Additionally, the authors analyzed nanopore sequencing data from eight model organisms, including Caenorhabditis elegans, chicken, mouse, and zebrafish, and found that repeat calling errors occurred in their telomeres, too.
To help remedy these errors, the researchers sought to tune the deep neural network model underlying the nanopore basecaller with more telomere training data. "What we basically did was that we took that initial deep learning model that they had, gave it some extra examples of the correct telomere repeat sequences, and modified the deep learning model slightly such that it then basecalls a telomere repeat correctly," Tan explained.
Specifically, the researchers trained the Bonito basecaller with the ground truth telomeric sequences of the CHM13 reference genome obtained by the T2T Consortium. They also performed two PromethIon runs on the CHM13 sample and used the data from one run for tuning the basecaller and the data from the other for evaluating the tuned basecaller. To avoid over-tuning, which might negatively impact other parts of the genome, the team applied a low learning rate during the tuning process.
The results showed that, when compared with the CHM13 reference genome, nanopore sequencing data processed by the tuned basecaller showed "a drastic reduction" of the repeat-calling errors in the telomeric regions while having minimal negative impact on other genomic regions, Tan said.
"I think it's a lovely little paper," said Winston Timp, a biomedical engineering professor at Johns Hopkins University. "The application of this is something that I have wanted to see for some time, and I'm really happy that somebody did it, and it's published."
Timp, who has longstanding experience with nanopore sequencing, said he and his collaborators have previously worked to measure the length of the telomeres in yeast using nanopore sequencing. "One of the things we wanted to do was to look for errors in the repeats that are being introduced, especially in indels," he said. "But we found that was really challenging to do with conventional nanopore tools, in part because of the issue that [this paper] reported here."

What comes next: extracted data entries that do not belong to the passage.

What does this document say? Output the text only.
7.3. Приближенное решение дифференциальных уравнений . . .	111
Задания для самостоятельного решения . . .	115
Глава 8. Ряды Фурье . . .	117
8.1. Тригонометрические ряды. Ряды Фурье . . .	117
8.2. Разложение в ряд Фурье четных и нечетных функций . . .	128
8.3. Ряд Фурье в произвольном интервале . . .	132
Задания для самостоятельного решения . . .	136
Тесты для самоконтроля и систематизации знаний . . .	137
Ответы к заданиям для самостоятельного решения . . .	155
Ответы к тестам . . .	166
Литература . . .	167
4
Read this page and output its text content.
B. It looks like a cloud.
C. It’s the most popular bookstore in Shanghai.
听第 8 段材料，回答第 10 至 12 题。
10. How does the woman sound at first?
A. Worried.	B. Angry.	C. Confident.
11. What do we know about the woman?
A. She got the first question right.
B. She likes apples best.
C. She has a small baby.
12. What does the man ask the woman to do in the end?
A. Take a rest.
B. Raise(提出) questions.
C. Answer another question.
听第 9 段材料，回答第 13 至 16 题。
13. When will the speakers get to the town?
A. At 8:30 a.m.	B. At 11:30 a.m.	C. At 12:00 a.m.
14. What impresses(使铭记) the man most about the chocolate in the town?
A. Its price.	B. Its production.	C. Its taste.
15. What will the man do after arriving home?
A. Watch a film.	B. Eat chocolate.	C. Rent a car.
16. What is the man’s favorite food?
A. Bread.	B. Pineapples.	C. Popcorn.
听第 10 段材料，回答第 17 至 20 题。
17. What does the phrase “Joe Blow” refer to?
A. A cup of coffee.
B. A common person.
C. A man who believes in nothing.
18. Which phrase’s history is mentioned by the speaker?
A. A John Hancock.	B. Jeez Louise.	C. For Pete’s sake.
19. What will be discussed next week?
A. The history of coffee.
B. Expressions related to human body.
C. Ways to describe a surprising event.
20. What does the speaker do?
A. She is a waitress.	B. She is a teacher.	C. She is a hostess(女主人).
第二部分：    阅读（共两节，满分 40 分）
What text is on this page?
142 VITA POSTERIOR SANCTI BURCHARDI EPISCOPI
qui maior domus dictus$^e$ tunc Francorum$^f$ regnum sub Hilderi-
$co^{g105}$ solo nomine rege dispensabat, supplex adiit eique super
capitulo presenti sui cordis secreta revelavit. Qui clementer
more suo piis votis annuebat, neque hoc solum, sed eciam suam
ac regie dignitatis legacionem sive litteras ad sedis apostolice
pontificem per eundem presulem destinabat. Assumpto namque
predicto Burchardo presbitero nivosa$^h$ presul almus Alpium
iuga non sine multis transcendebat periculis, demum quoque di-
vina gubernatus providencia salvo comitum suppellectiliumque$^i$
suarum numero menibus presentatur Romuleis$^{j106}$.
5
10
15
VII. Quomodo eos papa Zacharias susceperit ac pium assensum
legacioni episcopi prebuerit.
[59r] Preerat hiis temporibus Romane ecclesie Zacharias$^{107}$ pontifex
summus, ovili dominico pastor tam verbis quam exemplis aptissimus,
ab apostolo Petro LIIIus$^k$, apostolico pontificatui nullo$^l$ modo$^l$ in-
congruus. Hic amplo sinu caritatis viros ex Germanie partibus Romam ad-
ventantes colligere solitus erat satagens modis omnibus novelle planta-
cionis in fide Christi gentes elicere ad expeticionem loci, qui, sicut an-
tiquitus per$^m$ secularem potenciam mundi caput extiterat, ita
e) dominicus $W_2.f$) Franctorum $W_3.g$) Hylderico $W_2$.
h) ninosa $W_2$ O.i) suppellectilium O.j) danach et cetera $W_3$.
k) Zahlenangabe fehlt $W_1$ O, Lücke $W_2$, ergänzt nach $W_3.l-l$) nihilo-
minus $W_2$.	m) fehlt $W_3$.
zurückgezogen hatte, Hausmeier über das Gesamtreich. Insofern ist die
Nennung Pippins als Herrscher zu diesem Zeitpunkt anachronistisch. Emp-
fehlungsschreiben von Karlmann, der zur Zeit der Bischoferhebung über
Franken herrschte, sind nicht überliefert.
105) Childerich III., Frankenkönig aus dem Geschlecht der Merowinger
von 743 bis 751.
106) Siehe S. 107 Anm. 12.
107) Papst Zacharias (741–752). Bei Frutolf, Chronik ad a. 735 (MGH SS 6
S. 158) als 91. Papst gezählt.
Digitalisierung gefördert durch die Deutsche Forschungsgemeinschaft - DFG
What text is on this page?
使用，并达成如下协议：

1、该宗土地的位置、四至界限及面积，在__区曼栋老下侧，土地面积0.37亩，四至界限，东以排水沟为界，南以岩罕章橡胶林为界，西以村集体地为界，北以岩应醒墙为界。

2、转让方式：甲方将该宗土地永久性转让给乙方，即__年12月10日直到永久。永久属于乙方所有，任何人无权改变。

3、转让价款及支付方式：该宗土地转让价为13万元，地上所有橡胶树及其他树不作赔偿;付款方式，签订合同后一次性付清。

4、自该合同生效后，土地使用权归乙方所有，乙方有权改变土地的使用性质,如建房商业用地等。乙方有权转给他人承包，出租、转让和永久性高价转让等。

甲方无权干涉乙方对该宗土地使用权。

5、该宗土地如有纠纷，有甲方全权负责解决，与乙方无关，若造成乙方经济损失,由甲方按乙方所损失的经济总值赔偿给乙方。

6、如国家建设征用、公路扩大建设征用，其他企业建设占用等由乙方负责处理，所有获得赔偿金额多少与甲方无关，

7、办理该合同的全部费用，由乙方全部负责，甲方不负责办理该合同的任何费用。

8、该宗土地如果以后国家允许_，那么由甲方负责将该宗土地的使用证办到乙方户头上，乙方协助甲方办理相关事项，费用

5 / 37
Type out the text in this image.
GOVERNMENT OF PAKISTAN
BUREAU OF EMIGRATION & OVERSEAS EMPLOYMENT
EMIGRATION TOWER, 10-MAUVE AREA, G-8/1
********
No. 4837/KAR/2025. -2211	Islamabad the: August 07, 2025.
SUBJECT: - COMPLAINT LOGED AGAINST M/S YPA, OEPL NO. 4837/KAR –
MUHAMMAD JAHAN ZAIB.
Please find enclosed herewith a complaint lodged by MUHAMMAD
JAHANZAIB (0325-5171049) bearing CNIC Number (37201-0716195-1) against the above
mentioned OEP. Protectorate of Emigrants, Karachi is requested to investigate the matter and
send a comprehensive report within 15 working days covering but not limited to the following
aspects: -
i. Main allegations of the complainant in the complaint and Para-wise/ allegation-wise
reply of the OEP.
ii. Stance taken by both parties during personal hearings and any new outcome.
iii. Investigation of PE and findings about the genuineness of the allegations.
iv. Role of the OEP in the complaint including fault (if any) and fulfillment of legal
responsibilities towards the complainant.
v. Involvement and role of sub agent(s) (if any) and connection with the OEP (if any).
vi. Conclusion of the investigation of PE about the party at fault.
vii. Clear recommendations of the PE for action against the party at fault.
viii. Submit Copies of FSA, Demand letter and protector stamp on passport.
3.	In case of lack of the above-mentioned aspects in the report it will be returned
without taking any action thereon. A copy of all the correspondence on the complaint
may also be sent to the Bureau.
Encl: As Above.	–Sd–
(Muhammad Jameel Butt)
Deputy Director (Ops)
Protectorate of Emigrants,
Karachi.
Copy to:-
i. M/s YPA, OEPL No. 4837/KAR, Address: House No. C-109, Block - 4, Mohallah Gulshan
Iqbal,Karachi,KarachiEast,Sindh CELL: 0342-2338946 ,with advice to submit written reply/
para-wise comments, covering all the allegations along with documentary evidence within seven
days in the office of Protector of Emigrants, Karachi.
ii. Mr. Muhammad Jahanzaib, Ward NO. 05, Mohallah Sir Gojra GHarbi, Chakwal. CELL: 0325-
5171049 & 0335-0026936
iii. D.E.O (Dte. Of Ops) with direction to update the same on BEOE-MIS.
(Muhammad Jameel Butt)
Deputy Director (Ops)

In addition to resolving the repeat-calling errors in the telomeric regions, Timp said, the basecaller-tuning approach presented in this study could offer a blueprint to help improve the accuracy of other parts of the genome with repetitive sequences that might be error-prone for nanopore sequencing.
However, he cautioned against overtraining the basecaller in order to preserve the overall basecalling accuracy and not to miss real biological changes in the genome.
Mirroring Timp's point, Tan said that although the team has only tested the method in human telomere samples for this study, the approach would presumably work in other organisms that also have TTAGGG telomere repeats, as well. "Theoretically, if you use the exact same model that we have trained for human [DNA], it should more or less work for these species," he said.
That said, Tan noted that moving forward, the team is also hoping to develop other tuned basecaller models for organisms that do not have the TTAGGG telomere repeats. Additionally, as the study was done using the Oxford Nanopore R9 chemistry, another future direction for the team is to test out the new R10 chemistry and update the tuning model accordingly.
Eventually, with nanopore sequencing's accuracy continuing to improve, Tan said he hopes the technology will allow researchers to obtain accurate results on repetitive regions without the need for his method.
"In a way, what we have is kind of like plastering over the issue right now," he said. "I do hope for the day when people don't have to apply our pipeline, [and] they can just directly apply what [Oxford] Nanopore provides."